According to the laminated heat exchanger of the present invention, the number of tubes in the tube group on the outlet side is slightly increased and the fin pitch of the corrugated inner fin is increased as much as possible, so that the pressure loss of the refrigerant is effectively reduced. it can.

[Brief description of the drawings]

FIG. 1 is an exploded perspective view of a flat tube in a laminated heat exchanger according to one embodiment of the present invention.

FIG. 2 is a front view showing a joint surface of a plate constituting the flat tube.

FIG. 3 is a detailed view of an arrow III part in FIG. 2;

FIG. 4 is a side view of the stacked heat exchanger.

FIG. 5 is a plan view of the stacked heat exchanger.

FIG. 6 is a sectional view of a flat tube.

FIG. 7 is a sectional view of a modification of the flat tube.

FIG. 8 is a side view of a conventional laminated heat exchanger.

FIG. 9 is an enlarged sectional view of the right side in FIG. 8;

FIG. 10 is a front view of a plate constituting the flat tube.

FIG. 11 is a view taken along line XI-XI in FIG. 10;

FIG. 12 is an explanatory diagram of a flow state of a refrigerant.

[Explanation of symbols]

 41 Flat tube 42 Plate 42a Joining edge 43 Inlet / outlet tank part 44 Inlet part 45 Outlet part 46 Communication hole 47 Partition wall 48, 49 chamber 50 U-turn part 51 Fluid passage 52a-52d Waved inner fin 56 Turn flow path 57 U-shaped bead 65 Corrugated fin 66 Evaporator 68 Pre-staking part

Continued on the front page (72) Inventor Hidenao Kawai 1 Nagoya Laboratory, Iwazuka-cho, Nakamura-ku, Nagoya-shi, Aichi Nagoya Research Laboratory Mitsubishi Heavy Industries, Ltd. (56) References JP-A-4-254170 (JP, A) JP-A-3-207969 (JP, A) JP-A-61-55565 (JP, A) JP-A-48-100746 (JP, A) JP-A-61-173097 (JP, A) (JP, U) Jikkai Sho 56-28587 (JP, U) (58) Field surveyed (Int.
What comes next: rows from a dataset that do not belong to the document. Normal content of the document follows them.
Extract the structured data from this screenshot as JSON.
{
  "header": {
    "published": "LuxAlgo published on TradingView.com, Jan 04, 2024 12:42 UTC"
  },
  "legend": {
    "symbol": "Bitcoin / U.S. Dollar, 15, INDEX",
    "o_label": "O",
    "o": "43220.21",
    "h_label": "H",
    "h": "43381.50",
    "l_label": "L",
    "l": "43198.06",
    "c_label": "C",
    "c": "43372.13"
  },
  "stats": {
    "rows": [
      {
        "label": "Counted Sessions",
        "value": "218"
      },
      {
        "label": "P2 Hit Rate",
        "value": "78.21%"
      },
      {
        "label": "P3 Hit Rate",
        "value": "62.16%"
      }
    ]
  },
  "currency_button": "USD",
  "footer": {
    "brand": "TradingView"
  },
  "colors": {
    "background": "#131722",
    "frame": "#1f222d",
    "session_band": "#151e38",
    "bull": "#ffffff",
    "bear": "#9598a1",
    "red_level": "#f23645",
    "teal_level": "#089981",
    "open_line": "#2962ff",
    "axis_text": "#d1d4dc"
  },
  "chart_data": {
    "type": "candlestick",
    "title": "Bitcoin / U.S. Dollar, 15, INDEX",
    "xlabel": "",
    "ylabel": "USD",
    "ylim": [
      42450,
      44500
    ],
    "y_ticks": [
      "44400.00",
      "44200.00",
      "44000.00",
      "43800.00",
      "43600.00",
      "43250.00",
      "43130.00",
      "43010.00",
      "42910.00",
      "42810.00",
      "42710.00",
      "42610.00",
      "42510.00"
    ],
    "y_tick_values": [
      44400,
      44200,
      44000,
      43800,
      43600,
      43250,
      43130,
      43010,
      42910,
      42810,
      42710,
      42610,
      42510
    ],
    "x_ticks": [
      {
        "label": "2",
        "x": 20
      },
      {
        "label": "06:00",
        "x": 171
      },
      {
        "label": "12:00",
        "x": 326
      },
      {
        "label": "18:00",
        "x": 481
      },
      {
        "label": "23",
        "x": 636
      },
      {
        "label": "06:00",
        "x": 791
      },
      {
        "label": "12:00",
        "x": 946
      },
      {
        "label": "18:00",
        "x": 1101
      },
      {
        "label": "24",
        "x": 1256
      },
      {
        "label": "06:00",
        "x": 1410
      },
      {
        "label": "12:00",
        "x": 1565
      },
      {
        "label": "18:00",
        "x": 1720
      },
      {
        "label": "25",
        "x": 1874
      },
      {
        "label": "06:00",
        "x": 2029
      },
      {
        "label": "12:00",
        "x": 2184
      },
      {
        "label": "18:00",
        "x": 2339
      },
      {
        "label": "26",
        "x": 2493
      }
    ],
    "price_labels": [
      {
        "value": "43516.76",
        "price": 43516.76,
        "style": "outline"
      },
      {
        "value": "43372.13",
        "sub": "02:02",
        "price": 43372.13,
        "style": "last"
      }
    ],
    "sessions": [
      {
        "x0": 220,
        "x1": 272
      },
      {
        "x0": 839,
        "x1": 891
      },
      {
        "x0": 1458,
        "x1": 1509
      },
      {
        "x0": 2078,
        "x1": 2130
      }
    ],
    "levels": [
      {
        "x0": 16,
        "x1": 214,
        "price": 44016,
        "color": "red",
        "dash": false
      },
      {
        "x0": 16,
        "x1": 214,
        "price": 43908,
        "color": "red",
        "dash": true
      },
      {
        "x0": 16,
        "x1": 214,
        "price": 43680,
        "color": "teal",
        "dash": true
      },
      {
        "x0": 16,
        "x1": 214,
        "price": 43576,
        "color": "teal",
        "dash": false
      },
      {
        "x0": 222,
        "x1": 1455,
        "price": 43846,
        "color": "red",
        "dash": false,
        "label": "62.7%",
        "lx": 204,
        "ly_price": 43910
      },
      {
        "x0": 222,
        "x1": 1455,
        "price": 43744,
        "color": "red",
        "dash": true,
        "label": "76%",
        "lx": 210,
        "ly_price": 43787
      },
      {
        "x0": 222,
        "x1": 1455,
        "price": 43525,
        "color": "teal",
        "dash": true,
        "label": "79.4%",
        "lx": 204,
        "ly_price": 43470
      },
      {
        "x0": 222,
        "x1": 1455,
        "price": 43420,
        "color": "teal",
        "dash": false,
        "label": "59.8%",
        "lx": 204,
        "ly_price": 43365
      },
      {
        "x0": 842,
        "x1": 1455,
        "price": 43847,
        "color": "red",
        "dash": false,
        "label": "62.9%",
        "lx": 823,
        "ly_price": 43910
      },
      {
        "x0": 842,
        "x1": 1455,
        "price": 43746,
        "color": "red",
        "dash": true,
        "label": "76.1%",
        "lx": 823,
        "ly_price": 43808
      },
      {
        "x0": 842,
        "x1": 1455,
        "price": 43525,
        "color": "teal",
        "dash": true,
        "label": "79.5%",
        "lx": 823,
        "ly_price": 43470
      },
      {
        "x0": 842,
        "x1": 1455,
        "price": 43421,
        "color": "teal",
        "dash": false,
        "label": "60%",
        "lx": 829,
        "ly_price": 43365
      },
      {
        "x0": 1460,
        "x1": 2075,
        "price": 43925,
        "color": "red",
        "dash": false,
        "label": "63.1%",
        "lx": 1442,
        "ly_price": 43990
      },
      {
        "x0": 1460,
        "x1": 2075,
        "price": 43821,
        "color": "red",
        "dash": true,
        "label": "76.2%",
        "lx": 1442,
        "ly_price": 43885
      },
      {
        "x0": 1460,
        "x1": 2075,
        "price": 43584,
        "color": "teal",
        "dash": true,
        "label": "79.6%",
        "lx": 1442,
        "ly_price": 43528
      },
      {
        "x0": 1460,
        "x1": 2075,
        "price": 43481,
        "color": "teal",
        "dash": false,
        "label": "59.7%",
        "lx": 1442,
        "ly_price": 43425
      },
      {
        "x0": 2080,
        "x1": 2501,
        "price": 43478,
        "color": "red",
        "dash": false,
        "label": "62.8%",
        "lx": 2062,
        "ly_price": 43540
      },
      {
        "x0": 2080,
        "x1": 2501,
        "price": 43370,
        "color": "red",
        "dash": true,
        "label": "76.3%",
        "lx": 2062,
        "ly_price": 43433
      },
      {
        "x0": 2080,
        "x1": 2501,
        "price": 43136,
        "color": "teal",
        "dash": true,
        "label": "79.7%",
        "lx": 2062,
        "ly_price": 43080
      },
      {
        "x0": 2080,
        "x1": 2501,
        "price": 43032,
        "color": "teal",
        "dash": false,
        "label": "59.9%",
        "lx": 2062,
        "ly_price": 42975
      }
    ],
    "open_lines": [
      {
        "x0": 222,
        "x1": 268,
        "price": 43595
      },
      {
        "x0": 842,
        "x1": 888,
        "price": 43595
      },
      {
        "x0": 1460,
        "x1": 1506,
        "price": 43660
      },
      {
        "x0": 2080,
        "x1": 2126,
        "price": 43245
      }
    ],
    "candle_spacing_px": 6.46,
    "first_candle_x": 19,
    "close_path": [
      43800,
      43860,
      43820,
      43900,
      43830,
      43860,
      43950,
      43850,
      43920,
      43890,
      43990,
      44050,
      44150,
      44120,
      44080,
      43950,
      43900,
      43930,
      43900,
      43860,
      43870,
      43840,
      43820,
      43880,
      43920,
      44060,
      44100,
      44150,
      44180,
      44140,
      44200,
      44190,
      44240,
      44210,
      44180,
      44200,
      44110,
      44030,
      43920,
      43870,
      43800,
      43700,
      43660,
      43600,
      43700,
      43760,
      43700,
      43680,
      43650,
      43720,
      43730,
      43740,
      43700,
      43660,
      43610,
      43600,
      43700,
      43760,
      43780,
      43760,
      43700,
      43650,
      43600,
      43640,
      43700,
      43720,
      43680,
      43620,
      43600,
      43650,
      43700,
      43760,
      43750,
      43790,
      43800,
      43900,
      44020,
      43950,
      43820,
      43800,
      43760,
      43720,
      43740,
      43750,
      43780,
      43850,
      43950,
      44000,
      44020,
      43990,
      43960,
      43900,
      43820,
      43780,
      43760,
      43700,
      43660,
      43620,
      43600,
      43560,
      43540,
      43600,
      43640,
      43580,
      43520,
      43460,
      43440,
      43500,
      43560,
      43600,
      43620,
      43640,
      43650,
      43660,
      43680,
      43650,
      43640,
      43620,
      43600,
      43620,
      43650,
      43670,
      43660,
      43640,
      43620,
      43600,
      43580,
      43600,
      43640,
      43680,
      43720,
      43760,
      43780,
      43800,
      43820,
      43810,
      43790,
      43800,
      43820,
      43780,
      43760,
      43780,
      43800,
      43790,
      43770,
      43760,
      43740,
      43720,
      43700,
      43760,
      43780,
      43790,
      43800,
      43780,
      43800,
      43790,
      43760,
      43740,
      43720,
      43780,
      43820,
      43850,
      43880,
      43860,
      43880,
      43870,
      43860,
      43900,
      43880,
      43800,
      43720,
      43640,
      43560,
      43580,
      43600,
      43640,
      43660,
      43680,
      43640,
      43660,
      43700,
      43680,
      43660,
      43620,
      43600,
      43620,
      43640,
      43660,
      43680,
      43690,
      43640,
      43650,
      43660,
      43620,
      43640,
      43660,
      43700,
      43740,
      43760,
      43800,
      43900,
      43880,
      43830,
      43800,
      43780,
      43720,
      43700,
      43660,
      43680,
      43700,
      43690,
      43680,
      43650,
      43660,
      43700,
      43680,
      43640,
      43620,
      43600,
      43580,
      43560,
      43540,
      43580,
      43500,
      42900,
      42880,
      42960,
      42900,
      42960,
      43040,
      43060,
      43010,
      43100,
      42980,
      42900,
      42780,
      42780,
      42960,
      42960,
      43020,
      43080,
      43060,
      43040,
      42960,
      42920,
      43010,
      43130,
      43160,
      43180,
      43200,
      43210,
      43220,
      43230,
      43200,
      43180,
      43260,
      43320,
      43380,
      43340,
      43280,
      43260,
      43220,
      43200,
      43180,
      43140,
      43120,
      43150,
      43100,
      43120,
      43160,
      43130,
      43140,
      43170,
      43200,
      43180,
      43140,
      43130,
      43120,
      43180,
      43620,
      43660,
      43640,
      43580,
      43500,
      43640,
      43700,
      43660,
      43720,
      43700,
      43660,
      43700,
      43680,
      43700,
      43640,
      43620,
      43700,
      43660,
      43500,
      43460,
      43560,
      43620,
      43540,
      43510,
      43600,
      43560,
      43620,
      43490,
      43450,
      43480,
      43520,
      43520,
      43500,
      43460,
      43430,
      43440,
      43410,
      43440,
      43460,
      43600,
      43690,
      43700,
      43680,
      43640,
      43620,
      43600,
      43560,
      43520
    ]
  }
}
Cl. ⁷ , DB name) F25B 39/02 F28F 1/40

Claims (2)

(57) [Claims] A flat tube is formed by superimposing a pair of forming plates having a fluid inlet / outlet tank portion and a core portion forming a fluid flow path by inserting a corrugated inner fin into the fluid flow path portion to form a flat tube. with a large number laminated and corrugated fins alternately, partition Tsu multiple tube group toward the outlet side a number of flat tubes them from the inlet side of the fluid
In the stacked heat exchanger, the laminated heat exchanger, characterized in that larger than the fin pitch of the waveform inner fins of the inlet-side tube group fin pitch waveforms inner fins being inserted into the flat tube of the outlet-side tube group vessel. 2. A pair of forming plates having a fluid inlet / outlet tank part provided at one end and a core part forming a U-shaped fluid flow path turning at the other end, and a linear portion of the U-shaped flow path. A corrugated inner fin is inserted into each to form a superimposed flat tube, and a plurality of the flat tubes and corrugated fins are alternately laminated, and these many flat tubes are formed into a plurality of tube groups from the inlet side to the outlet side of the fluid. in the stacked heat exchanger Tsu partition, at least a
The fin pitch of the corrugated inner fin inserted into the downstream flow path is larger than the fin pitch of the corrugated inner fin inserted into the upstream flow path of the U-shaped flow path of each flat tube of the two tube groups. Stacked heat exchanger.